Ouvido pela rádio pública, esta sexta-feira, o antigo ministro de dois Governos de Cavaco Silva considera que o Chega "não é" um parceiro de confiança e que se o Governo de Luís Montenegro tinha dúvidas, então "aprendeu agora". Silva Peneda aconselha o PSD a "pensar muito bem" na forma como lida com aquele partido político, que no debate de quinta-feira deu a entender que viabilizaria a proposta do Governo, na votação na generalidade, para que a Reforma Laboral fosse discutida ao detalhe, na fase de especialidade.

O ex-governante acrescenta ainda que o facto de ter falhado um acordo em sede de Concertação Social, entre parceiros e Governo, contribuiu para o desfecho final. Diz que "é evidente" que quando há um acordo "é muito mais fácil de passar no Parlamento", portanto, afirma, "não ter sido possível um consenso na Concertação Social dificulta, porque quando um Governo aparece com um diploma com o aval dos parceiros sociais, é muito mais fácil ser aprovado na Assembleia da República". "Por isso, contribuiu de algum modo para o resultado" desta sexta-feira, conclui.

Se estivesse no atual Governo, Silva Peneda "seguramente faria diferente". Não seguiria pelo caminho de apresentar uma proposta de alteração às Leis Laborais, também face ao atual quadro político-parlamentar, em que o PSD/CDS não tem maioria no hemiciclo. Optaria, por outro lado, por "medidas concretas", por exemplo, na área da Economia, se o objetivo for o de aumentar a produtividade, mas também daria "mais ênfase a aspetos de natureza fiscal e de introdução de novas tecnologias, selecionando os sectores que têm mais capacidade e potencialidade para aumentar as nossas exportações".

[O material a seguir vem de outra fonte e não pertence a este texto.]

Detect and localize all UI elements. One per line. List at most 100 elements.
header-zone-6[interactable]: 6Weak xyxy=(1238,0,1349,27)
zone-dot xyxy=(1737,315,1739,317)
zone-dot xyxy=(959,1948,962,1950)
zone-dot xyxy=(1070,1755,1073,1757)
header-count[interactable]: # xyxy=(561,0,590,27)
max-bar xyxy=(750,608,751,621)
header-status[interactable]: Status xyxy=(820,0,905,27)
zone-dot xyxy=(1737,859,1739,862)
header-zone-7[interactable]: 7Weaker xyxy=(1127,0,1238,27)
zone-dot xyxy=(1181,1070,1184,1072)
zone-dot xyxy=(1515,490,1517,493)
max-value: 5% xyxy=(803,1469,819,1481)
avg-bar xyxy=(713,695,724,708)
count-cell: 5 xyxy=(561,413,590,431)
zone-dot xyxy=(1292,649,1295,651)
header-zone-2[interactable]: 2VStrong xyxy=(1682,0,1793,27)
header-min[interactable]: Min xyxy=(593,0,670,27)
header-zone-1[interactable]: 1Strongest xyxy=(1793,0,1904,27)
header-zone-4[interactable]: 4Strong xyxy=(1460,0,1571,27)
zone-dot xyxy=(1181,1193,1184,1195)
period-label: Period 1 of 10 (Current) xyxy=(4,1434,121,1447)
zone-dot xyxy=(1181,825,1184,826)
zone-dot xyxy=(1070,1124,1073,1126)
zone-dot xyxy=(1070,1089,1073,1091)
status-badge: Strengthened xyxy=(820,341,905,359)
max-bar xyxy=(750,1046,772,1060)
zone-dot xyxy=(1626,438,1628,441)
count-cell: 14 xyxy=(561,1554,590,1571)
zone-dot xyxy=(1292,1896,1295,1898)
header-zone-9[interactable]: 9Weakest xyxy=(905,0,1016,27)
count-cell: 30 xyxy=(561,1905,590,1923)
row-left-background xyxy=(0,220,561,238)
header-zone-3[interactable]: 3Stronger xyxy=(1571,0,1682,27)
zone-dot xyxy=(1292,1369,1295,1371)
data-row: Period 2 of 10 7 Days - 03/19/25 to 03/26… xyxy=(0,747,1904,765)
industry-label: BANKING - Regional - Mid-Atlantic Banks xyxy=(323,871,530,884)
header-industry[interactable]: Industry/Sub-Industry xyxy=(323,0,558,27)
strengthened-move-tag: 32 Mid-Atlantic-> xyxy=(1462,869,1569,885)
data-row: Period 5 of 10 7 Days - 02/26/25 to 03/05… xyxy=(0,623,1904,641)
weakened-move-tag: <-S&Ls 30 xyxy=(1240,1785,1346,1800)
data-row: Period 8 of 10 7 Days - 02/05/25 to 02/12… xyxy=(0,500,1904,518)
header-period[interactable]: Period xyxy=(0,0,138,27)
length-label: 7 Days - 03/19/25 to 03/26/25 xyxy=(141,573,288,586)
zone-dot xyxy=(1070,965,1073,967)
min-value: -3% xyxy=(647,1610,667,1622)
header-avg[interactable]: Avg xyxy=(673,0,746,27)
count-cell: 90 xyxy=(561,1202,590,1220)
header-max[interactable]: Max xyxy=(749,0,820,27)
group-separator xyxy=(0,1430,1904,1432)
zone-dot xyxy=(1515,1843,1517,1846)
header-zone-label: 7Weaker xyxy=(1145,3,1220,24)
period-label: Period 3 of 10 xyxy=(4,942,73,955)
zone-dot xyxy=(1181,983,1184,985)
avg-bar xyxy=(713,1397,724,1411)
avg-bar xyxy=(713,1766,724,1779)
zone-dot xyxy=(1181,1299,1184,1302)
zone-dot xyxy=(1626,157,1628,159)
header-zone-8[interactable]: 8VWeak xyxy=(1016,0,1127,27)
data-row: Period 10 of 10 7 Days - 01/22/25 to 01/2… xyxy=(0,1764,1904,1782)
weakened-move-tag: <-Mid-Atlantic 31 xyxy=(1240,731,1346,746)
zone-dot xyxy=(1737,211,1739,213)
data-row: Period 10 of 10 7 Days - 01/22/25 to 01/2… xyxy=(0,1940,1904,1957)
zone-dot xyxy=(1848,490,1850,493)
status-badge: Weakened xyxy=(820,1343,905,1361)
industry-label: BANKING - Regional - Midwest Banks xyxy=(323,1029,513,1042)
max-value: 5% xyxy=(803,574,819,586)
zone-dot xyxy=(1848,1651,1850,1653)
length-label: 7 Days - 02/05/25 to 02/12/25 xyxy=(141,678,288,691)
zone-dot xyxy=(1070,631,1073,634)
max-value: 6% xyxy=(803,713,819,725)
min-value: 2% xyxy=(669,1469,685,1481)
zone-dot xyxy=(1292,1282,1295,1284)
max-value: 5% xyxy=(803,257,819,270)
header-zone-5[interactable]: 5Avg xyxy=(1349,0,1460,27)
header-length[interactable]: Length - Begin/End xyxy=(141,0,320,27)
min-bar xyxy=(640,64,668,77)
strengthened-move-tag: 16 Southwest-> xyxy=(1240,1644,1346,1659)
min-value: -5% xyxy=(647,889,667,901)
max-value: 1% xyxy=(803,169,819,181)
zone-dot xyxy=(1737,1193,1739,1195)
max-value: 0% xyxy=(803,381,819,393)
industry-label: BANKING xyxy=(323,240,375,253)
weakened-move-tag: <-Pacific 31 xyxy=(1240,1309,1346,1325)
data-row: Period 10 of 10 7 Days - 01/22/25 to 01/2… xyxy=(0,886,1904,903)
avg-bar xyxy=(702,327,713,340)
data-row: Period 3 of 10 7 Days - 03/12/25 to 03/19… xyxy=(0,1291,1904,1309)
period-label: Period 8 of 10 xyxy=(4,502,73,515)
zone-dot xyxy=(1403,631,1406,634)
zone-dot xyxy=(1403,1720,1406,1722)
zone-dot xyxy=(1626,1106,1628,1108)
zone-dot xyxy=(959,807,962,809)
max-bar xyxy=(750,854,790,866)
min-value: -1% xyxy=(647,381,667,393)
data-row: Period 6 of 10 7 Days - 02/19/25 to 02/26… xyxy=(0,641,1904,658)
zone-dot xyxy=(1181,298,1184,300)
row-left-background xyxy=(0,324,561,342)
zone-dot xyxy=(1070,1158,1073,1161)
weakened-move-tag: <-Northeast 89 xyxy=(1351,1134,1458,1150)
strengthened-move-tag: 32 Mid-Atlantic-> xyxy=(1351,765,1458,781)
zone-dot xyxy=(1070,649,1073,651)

Questionado pela RTP Antena 1 sobre se a ministra do Trabalho e da Segurança Social, Maria do Rosário Palma Ramalho, deveria apresentar a demissão, já que a Reforma Laboral apresentada pelo Governo era uma das suas principais bandeiras, Silva Peneda recusa comentar e remete para Luís Montenegro: "Isso é um assunto que só aos dois compete resolver. Se o primeiro-ministro manifestou confiança na ministra, então a ministra deve continuar a exercer funções".

Chumbo do pacote laboral "é derrota para o país e para o Chega", aponta Carlos Carreiras

Já Carlos Carreiras, ex-autarca e antigo dirigente do PSD, considera que o chumbo da proposta do Governo é uma "derrota do país" e "uma derrota também do Chega, porque com estas posições de não gerar confiança, o que eles estão a dizer é que não estão cá para governar", acrescentando que também o Partido Socialista "não está preparado", diz em entrevista à RTP Antena 1.

O antigo presidente da Câmara Municipal de Cascais foi crítico do momento que o Governo decidiu avançar com alterações às Leis Laborais, por entender que essa reforma "não era uma prioridade para o país. Questionado pela rádio pública, admite que Luís Montenegro não tem maioria do Parlamento para fazer passar os diplomas sem negociações.



E deixa um conselho ao Executivo: "Em primeiro lugar escolher, de facto, os temas que possibilitem uma maior aproximação entre as várias posições partidárias com vista a não deixar o país atrasar-se. O segundo é, antes propriamente de apresentar propostas, haver uma tentativa de conciliação para se perceber à partida onde é que há maiores problemas ou menores problemas." Para Carlos Carreiras, o Governo deve "primeiro definir prioridades".